GAA cracks down on ticket resales for Dublin v Tyrone match

The organisation has cancelled tickets that were being resold for as much as four times their face values

GAA cracks down on ticket resales for Dublin v Tyrone match

Credit ©INPHO/Oisin Keniry

The GAA says it will not rule out ending its deal with Ticketmaster if touting continues to be a problem.

The organisation has cancelled a number of tickets for the Dublin v Tyrone All Ireland Football semi-final after they emerged on online re-sale sites - including the Ticketmaster-owned Seatwave - for as much as four times their face value.

Alan Milton, Director of Communications with the GAA, spoke to Newstalk Breakfast about the situation.

He explained that a 'double figure' amount of tickets have been cancelled over 24 hours, and says "this has the potential to escalate" ahead of the match later this month.

He said: "The fixture in question [...] doesn't take place until August 27th - so we're some way out. Interest in the game has been phenomenal.

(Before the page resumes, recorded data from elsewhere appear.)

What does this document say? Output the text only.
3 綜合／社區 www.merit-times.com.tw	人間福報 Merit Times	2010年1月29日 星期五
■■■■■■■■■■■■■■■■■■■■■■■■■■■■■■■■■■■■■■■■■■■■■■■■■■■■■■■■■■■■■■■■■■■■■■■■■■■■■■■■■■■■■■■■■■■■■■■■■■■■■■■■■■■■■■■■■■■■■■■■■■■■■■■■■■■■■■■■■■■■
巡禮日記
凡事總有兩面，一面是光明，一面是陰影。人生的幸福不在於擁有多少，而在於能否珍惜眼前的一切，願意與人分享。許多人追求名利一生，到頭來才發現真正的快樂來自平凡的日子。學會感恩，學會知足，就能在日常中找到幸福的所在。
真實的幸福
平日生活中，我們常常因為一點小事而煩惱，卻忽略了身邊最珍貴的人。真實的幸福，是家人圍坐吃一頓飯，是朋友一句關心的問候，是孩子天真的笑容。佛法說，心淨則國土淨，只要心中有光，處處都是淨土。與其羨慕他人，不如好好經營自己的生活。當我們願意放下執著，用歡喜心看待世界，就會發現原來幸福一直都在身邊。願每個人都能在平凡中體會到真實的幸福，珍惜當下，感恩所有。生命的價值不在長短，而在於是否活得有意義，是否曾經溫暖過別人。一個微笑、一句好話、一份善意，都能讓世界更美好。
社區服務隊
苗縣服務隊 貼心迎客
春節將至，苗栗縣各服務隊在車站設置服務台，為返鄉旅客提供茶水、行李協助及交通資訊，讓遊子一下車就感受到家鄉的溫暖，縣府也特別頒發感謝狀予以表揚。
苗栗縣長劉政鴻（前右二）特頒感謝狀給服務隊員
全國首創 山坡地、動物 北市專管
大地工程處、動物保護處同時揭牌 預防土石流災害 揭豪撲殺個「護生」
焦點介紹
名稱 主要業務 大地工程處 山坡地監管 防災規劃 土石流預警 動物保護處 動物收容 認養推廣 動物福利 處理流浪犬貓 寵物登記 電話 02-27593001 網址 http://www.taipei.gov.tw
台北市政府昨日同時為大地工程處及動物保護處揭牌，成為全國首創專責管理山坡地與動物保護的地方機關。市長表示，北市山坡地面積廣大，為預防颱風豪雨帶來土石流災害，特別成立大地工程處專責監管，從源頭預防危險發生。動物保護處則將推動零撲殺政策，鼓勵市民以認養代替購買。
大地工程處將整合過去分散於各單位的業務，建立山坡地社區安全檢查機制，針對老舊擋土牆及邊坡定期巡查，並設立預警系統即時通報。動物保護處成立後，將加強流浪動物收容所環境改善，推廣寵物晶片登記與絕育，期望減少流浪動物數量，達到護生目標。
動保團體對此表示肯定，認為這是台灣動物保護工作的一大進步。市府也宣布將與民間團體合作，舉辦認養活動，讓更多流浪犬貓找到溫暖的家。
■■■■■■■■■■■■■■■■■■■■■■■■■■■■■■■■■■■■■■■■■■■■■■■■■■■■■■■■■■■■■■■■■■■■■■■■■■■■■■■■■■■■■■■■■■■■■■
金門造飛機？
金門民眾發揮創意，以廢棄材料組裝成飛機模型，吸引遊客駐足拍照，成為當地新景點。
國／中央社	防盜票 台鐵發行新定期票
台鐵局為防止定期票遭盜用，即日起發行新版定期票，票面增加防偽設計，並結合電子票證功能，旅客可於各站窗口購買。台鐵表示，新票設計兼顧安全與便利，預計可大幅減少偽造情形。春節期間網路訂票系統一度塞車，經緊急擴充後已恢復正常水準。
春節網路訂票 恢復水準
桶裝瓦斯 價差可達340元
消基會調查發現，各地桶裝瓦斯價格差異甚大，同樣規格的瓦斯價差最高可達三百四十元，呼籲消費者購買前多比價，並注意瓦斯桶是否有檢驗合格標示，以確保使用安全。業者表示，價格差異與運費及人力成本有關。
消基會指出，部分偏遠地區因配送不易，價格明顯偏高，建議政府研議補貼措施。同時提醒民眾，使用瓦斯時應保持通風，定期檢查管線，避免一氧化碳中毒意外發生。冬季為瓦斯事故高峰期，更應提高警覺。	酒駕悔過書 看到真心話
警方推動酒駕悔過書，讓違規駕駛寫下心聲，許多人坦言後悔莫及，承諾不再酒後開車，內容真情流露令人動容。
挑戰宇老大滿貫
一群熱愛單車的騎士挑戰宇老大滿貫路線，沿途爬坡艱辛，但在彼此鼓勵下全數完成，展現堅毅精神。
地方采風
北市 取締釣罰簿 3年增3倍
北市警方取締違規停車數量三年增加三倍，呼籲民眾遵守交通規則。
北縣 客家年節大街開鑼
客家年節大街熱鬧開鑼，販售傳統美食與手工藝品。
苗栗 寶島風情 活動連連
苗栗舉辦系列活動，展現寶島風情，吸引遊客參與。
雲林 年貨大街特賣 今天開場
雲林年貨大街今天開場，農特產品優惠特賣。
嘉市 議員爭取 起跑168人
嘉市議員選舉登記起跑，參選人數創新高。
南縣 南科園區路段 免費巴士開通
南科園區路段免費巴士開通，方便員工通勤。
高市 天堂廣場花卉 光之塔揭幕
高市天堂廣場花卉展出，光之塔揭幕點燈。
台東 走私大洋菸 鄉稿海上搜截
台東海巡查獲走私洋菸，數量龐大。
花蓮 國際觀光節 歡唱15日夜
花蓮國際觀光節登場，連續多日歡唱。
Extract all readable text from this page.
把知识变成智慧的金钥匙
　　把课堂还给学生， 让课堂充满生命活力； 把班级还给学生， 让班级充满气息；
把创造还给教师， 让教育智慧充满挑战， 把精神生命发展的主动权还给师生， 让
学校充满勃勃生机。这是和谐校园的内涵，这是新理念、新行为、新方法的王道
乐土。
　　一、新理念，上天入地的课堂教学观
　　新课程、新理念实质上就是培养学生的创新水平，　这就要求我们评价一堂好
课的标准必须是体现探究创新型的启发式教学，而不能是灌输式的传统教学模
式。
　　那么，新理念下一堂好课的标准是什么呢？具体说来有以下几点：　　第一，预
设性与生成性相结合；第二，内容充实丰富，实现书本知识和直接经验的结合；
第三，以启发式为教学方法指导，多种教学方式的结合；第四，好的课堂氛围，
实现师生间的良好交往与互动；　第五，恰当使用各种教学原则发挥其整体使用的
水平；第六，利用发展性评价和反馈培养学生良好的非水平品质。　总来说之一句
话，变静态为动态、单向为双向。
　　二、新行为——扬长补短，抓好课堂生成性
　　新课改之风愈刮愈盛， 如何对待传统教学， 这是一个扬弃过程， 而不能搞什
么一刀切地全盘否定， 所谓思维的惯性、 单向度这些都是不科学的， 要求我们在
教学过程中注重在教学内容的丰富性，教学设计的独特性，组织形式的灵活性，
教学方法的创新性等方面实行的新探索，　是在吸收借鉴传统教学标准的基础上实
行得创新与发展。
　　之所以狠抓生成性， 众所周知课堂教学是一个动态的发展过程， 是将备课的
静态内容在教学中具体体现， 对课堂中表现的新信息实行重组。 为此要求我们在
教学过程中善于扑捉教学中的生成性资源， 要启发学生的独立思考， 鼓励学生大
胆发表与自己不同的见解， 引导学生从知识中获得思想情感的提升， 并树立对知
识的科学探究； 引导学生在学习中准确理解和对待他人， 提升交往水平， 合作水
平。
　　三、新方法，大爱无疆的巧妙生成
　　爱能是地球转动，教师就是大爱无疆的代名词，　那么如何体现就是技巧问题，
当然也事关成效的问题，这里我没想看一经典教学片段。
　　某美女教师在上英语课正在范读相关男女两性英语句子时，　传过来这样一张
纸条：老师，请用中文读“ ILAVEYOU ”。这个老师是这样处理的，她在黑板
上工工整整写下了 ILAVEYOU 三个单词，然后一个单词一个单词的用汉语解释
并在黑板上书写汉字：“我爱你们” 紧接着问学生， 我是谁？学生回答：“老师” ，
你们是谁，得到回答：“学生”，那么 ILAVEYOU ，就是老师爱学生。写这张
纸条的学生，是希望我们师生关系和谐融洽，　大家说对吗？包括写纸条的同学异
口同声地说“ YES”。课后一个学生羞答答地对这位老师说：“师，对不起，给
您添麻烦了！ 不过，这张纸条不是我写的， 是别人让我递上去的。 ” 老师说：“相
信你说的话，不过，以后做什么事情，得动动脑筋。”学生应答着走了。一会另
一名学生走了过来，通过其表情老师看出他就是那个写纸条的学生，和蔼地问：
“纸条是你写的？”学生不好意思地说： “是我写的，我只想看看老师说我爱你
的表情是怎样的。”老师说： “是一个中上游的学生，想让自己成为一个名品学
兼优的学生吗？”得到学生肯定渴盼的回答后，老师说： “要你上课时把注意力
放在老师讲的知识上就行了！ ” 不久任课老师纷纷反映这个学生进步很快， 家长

"But far more concerning from out perspective has been the development which has seen tickets end up on Seatwave, which is a new development. This hasn't happened before."

He added: "Hill 16 tickets - [which cost] €30 - were going for between €65 and €95. Stand tickets that cost €45 ordinarily were on sale for between €95 and €189."

He suggested that individuals or platforms should not be allowed profit on the back of fans or the GAA's games.

"I think we're duty-bound to step forward and to take a stance on behalf of our members," Alan noted. "Anything we can do, we will do."

According to Alan, Ticketmaster currently gets a "small percentage" of the GAA's tickets, and his organisation has "made our feelings known in the strongest terms possible".

On the subject of potentially changing the GAA's relationships with Ticketmaster, Alan argued: "I don't want to preempt anything. There's more than the GAA involved in this particular discussion. I definitely would be keen to sit down with other sporting bodies and indeed other organisations affected negatively by it.

"I wouldn't rule that particular avenue out, but it's probably too early to say at this juncture."